The Oprah Winfrey NetworkIn 2009, Oprah Winfrey announced that she would be ending her program when her contract with ABC ended, in 2011. Soon after, she moved to her own network, the Oprah Winfrey Network, a joint venture with Discovery Communications.
Despite a financially rocky start, the network made headlines in January 2013, when it aired an interview between Winfrey and Lance Armstong, the American cyclist and seven-time Tour de France winner who was stripped of his seven Tour titles in 2012 due to doping charges. During the interview, Armstrong admitted to using performance-enhancing substances throughout his cycling career, including the hormones cortisone, testosterone and erythropoietin (also known as EPO). "I am deeply flawed ... and I'm paying the price for it, and I think that's okay. I deserve this," he stated. The interview reportedly brought in millions of dollars in revenue for OWN.
Of her interview with Armstrong, Winfrey said in a statement, "He did not come clean in the manner I expected. It was surprising to me. I would say that, for myself, my team, all of us in the room, we were mesmerized by some of his answers. I felt he was thorough. He was serious. He certainly prepared himself for this moment. I would say he met the moment. At the end of it, we both were pretty exhausted."
Activism and CharityAccording to Forbes magazine, Oprah was the richest African American of the 20th century and the world's only Black billionaire for three years running. Life magazine hailed her as the most influential woman of her generation. In 2005, Business Week named her the greatest Black philanthropist in American history. Oprah's Angel Network has raised more than $51,000,000 for charitable programs, including girls' education in South Africa and relief to the victims of Hurricane Katrina.

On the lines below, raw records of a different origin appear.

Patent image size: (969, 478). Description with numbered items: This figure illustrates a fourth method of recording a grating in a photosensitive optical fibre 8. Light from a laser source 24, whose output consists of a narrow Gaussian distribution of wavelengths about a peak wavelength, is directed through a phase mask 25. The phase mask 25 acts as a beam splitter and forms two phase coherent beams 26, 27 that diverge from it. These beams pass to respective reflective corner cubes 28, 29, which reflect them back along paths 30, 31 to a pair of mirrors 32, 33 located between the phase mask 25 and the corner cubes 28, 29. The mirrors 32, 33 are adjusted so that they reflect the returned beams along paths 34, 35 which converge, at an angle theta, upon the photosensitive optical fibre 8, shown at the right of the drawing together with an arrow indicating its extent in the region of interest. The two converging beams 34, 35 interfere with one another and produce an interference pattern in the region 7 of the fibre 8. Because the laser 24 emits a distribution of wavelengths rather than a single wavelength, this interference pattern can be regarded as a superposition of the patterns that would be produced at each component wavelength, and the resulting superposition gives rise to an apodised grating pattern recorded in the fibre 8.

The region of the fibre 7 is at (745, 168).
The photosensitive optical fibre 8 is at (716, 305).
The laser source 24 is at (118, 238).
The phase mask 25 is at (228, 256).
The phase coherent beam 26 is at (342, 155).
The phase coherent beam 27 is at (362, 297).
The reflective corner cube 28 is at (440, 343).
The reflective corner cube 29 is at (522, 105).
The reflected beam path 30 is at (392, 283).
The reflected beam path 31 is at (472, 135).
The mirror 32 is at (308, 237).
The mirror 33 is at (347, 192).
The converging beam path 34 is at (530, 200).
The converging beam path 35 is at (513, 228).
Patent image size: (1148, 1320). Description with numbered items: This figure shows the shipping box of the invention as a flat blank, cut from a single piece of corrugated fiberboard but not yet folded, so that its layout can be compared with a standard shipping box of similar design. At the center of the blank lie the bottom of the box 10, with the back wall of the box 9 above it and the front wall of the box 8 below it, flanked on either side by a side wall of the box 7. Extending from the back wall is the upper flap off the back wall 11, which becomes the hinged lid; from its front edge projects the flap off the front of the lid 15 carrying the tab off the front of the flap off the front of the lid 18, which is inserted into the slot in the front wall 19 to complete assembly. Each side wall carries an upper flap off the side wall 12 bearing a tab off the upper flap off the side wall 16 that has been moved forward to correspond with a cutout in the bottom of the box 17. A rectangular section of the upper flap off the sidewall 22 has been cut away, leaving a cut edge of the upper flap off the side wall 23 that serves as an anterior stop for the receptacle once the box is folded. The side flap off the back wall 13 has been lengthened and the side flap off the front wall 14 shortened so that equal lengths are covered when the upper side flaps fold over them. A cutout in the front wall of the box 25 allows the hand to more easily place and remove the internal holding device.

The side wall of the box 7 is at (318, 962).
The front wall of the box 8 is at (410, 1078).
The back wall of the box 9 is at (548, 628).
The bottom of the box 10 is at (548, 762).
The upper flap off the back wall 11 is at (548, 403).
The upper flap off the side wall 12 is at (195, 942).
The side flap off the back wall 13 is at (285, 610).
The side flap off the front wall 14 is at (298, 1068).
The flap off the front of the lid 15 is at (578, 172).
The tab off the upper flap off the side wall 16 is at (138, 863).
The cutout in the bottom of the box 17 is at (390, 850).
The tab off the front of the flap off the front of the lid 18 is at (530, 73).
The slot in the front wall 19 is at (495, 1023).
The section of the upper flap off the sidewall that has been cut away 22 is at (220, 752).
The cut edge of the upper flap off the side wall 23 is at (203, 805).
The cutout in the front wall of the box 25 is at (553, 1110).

Winfrey is a dedicated activist for children's rights; in 1994, President Clinton signed a bill into law that Winfrey had proposed to Congress, creating a nationwide database of convicted child abusers. She founded the Family for Better Lives foundation and also contributes to her alma mater, Tennessee State University.
In September, 2002, Oprah was named the first recipient of The Academy of Television Arts & Sciences' Bob Hope Humanitarian Award.
Winfrey campaigned for Democratic presidential hopeful Barack Obama in December 2007, attracting the largest crowds of the primary season to that point. Winfrey joined Obama for a series of rallies in the early primary/caucus states of Iowa, New Hampshire, and South Carolina. It was the first time Winfrey had ever campaigned for a political candidate.
The biggest event was at the University of South Carolina football stadium, where 29,000 supporters attended a rally that had been switched from an 18,000-seat basketball arena to satisfy public demand.
"Dr. (Martin Luther) King dreamed the dream. But we don't have to just dream the dream any more," Oprah told the crowd. "We get to vote that dream into reality by supporting a man who knows not just who we are, but who we can be." The power of Winfrey's political endorsement was unclear (Obama won Iowa and South Carolina, but lost New Hampshire). But she has a clear track record of turning unknown authors into blockbuster best-sellers when she mentions their books on her program.
After The Oprah Winfrey Show ended on September 9, 2011, Oprah has remained in the rapidly shifting and converging media field through The Oprah Winfrey Network (OWN), which launched on January 1, 2011.
In her final season of her talk show, Oprah made ratings soar when she revealed a family secret: she has a half-sister named Patricia. Oprah's mother gave birth to a baby girl in 1963. At the time, Oprah was 9 years old, and living with her father. Lee put the child up for adoption because she believed that she wouldn't be able to get off public assistance if she had another child to care for. Patricia lived in a series of foster homes until she was 7 years old.
Patricia tried to connect with her birth mother through her adoption agency after she became an adult, but Lee did not want to meet her. After doing some research, she approached a niece of Winfrey's, and the two had DNA tests done, which proved they were related.
Winfrey only learned of her sister's existence a few months before she made the decision to publicize the knowledge. "It was one of the greatest surprises of my life," Winfrey said on her show.
In November 2013, Winfrey received the nation's highest civilian honor, the Presidental Medal of Freedom. President Barack Obama gave her this award for her contributions to her country.
Since 1992, Winfrey has been engaged to Stedman Graham, a public relations executive. The couple lives in Chicago, and Winfrey also has homes in Montecito, California, Rolling Prairie, Indiana, and Telluride, Colorado.